Everything seemed to have gone wonderfully for them.
BIG THINGS BY CHARLES KERLIN 34THPARALLEL MAGAZINE ISSUE 69
Neil’s desk was a big thing. He asked his secretary to email Jim in building and grounds: “Tell him I want a new desk. A smaller one, more modern but not one with chrome legs or anything like that.”
The desk he sat behind was very large and old and stained a deep walnut. He had had it moved from his old office at the beginning of the school year, Neil’s first as Vice President for Business Affairs. But now he didn’t feel comfortable behind it. He felt cut off from his visitors. He banged his knees when he stood to shake hands. He even had trouble hearing, sometimes, if his secretary was typing in the outer office, laughing with the other secretaries over coffee.
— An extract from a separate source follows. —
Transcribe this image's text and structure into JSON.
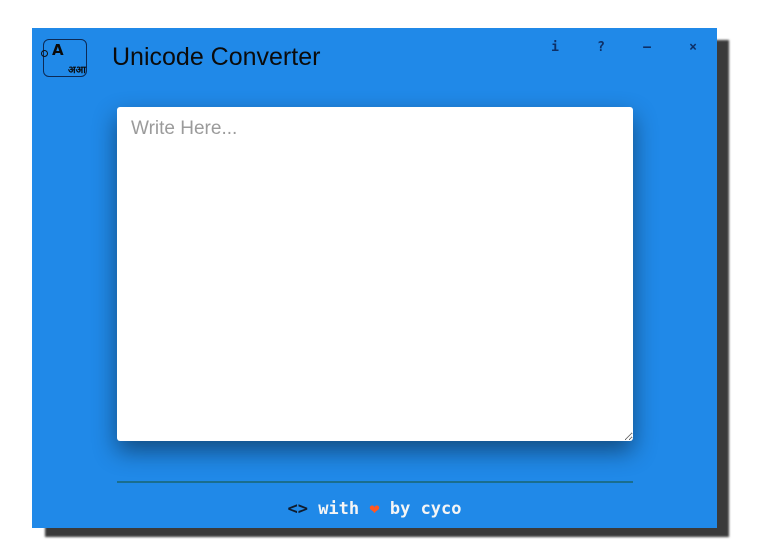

He walked around the desk, bumping his knee on the chair and then the other one on the desk. He felt shaky and tired and he decided to go home early.
That night he told Nancy about it at dinner, but perhaps because of their new wide-screen television with surround sound, or because she was distracted by her own work, she didn’t seem to pay much attention. Later, in bed he turned to her, reached for her, in fact, to tell her again, but she was asleep.
He forgot about it the next day, although he signed the requisition for a new desk that his secretary had prepared for Jim, then he got busy with a distributor of hot dogs the food service manager was having trouble with, and later in the day with a faculty member from the Sociology Department who wanted to unionize anyone and everyone who worked at the university.
He forgot about it for a week, until the day Howard stopped him as he was coming in to work and asked him into his office.
The first thing he noticed was that Howard had a new desk, a giant desk of laminated woods, with rich Italian mosaic tiles in a green and gray abstract pattern around the edges.
Howard, who was slighter built than Neil, and only a few years older, seated himself behind the desk and waved Neil to the couch at its side. “How do you like the desk?” he asked, shining an imaginary dull spot with his right elbow.
“It’s beautiful, I guess,” Neil said, a bit stunned by its size. “I’ve never seen anything like it.”
“Well I understand you’ve put in a request for a new desk,” Howard said. “I got this one for you. And the office is yours too.”